Cette écoute, cette proximité, se manifeste souvent dans le tricotage serré des extraits et du commentaire, qui rend visible le grain du texte commenté, le plaisir de la lecture, et du même souffle l’habileté, la virtuosité du tressage des voix, propre au critique. Sa réalisation la plus forte, malgré une fréquence moins élevée, est cependant le recours à un mode de composition tendant vers l’essai, où le critique opte pour une prise en charge subjective de sa lecture et une inventivité formelle signalant que le discours ne prétend pas à une quelconque « objectivité » scientifique[135], ne vise pas tant à s’inscrire dans une « problématique » qu’à mettre en jeu la rencontre entre deux écritures, la recherche d’une confrontation juste entre la critique et la création.
Les contributions de Georges-André Vachon, entre toutes, font de la revue la scène d’une lecture oeuvrant à se faire écriture, écriture publique[136], écriture transformant l’oeuvre commentée en « bien public », écriture aspirant à fonder une communauté (nationale et transnationale à la fois) par l’élaboration collective d’une tradition de lecture. Ses premières contributions à la revue, alors qu’il en est déjà directeur, ne s’aventurent guère dans cette direction, ou du moins ne l’approchent qu’en tant que thème intégré à la réflexion sur la critique littéraire et la revue savante. Cependant, au début des années 1970, l’écriture elle-même, dans sa forme, participe à cette réflexion et amorce un virage vers l’essai. Ce n’est plus le professeur, le directeur de revue, alors, qui écrit, mais l’homme, dans toute sa subjectivité :
Que sait-on si l’on respire ? dans la vie quotidienne s’entend. // Enfant, j’étais persuadé que les choses existaient, le temps qu’elles passaient sous mon regard. […] Chaque matin, cela recommençait : l’odeur des poules égorgées avait beau me poursuivre, l’étalage du marchand de volailles retournait dans le néant, dès que je l’avais dépassé. […] [L]’opinion n’existait pas encore pour moi. J’étais philosophe. Je ne me confiais qu’en moi-même[137].

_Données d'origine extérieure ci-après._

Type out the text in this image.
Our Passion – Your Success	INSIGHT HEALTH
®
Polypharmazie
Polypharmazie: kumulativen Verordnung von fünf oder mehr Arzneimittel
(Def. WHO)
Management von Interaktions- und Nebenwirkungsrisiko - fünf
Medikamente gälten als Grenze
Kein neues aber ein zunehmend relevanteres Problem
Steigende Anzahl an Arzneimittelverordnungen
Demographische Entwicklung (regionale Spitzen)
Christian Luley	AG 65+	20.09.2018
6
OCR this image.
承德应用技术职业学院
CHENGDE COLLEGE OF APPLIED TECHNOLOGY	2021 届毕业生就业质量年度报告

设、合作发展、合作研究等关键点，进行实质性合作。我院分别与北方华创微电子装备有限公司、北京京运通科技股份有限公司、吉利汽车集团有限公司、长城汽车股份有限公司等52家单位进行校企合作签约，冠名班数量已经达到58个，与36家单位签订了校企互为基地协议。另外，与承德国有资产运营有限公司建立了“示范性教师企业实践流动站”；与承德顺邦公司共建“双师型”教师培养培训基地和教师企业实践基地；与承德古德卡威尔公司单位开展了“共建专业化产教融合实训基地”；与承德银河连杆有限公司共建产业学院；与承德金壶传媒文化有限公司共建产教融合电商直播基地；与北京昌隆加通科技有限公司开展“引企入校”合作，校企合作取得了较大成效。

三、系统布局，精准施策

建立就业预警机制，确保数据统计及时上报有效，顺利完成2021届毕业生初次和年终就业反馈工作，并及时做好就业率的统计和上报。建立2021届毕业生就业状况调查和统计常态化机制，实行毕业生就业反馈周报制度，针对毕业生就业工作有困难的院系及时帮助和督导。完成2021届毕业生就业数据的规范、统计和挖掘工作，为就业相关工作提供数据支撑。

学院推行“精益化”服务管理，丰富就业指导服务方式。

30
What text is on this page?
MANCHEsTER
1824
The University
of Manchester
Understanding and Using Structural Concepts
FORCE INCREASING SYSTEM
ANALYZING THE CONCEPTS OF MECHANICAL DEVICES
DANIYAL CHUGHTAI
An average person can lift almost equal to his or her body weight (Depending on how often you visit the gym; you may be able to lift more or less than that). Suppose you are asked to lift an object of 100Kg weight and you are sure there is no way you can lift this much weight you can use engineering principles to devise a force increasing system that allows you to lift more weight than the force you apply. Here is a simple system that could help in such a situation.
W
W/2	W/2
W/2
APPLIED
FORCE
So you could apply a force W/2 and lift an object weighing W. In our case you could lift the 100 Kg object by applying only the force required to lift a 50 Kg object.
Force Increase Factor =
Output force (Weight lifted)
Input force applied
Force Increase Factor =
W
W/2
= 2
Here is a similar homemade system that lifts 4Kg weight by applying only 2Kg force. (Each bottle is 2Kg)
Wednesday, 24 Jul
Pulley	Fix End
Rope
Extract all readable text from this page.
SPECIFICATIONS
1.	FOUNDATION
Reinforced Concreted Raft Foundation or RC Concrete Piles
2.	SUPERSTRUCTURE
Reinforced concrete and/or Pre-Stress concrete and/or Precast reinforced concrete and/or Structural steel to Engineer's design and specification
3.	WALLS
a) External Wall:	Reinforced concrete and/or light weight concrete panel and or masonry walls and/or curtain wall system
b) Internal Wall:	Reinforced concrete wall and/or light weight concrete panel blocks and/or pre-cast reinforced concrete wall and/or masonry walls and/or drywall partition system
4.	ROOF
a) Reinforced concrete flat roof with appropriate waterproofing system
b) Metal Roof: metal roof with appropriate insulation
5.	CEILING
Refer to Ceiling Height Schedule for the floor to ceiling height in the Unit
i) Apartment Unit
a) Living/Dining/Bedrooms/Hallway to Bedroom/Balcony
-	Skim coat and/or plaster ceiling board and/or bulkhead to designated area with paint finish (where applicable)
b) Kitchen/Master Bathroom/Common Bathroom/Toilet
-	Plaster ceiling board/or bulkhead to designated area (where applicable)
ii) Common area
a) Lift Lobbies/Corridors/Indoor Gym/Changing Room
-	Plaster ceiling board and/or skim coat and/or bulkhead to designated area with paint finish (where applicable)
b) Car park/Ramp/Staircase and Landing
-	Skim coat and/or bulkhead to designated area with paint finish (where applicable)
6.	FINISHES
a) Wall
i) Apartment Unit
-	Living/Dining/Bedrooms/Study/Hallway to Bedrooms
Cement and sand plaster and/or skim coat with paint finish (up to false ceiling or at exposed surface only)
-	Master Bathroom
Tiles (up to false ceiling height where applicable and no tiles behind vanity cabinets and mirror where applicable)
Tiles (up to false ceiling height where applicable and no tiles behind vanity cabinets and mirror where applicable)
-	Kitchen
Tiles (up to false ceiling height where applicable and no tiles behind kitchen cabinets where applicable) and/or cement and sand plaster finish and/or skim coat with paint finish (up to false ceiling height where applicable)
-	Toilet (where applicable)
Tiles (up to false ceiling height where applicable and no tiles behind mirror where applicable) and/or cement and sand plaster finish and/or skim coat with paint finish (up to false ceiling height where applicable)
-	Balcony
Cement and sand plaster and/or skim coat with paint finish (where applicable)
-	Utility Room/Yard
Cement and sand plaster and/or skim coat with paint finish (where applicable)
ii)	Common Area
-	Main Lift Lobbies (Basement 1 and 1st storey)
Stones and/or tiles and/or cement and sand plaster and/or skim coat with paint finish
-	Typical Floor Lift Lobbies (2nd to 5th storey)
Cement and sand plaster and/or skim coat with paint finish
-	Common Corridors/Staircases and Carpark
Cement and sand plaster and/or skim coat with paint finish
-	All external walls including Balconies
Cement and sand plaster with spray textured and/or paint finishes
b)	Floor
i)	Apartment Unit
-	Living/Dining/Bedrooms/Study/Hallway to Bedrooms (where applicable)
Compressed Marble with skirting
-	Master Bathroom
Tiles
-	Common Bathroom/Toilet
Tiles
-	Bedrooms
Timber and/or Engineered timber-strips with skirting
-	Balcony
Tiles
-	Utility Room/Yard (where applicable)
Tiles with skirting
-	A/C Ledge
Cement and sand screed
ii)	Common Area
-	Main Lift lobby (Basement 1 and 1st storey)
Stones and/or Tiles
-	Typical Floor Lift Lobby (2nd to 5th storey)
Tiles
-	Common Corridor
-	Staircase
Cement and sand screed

Ainsi commence sa chronique sur les romans publiés « ces douze derniers mois », entamant de la sorte par un micro-récit d’enfance l’entrée en scène d’un « je » autobiographique. Suit une autre scène, celle du lecteur cette fois, qui, subitement, après avoir lu une vingtaine de romans et de recueils de nouvelles, s’arrête sur le mot « tendresse » dans Le coeur de la baleine bleue de Jacques Poulin : « je me suis surpris à respirer. Pourquoi ici plutôt qu’ailleurs[138] ? » Vachon commente alors avec enthousiasme le récit de Poulin, qu’il oppose ensuite aux « ouvrages scolastiques » de Nicole Brossard et Jean-Marie Poupart, et glisse ainsi des remarques sur la production romanesque contemporaine à des questions plus larges, où se brouille la distinction entre les voix, entre les questions attribuées à tel ou tel roman et celles que Vachon prend implicitement à son compte. Celle-ci, par exemple : « Créer, c’est prendre le parti de mourir, les armes à la main. //Mais pourquoi écrit-on ? Et pour qui ?/Question préalable : on, qui est-ce ?[139] » Ce brusque élargissement, « on, qui est-ce ? », qui fait passer en une phrase d’une interrogation sartrienne aux enjeux soulevés par Barthes, fait apparaître avec force la griffe de l’auteur. Autre méthode, dans « Des mots se suivent… », publié dans les « Notes et documents », en ce sens que l’ouverture rapide du champ s’effectue à la fin du texte, où Vachon insère un de ses propres récits de rêve, reproduit en italique, avant de clore son article sur la formule classique des nouvelles : « Puis, je m’éveille[140]. »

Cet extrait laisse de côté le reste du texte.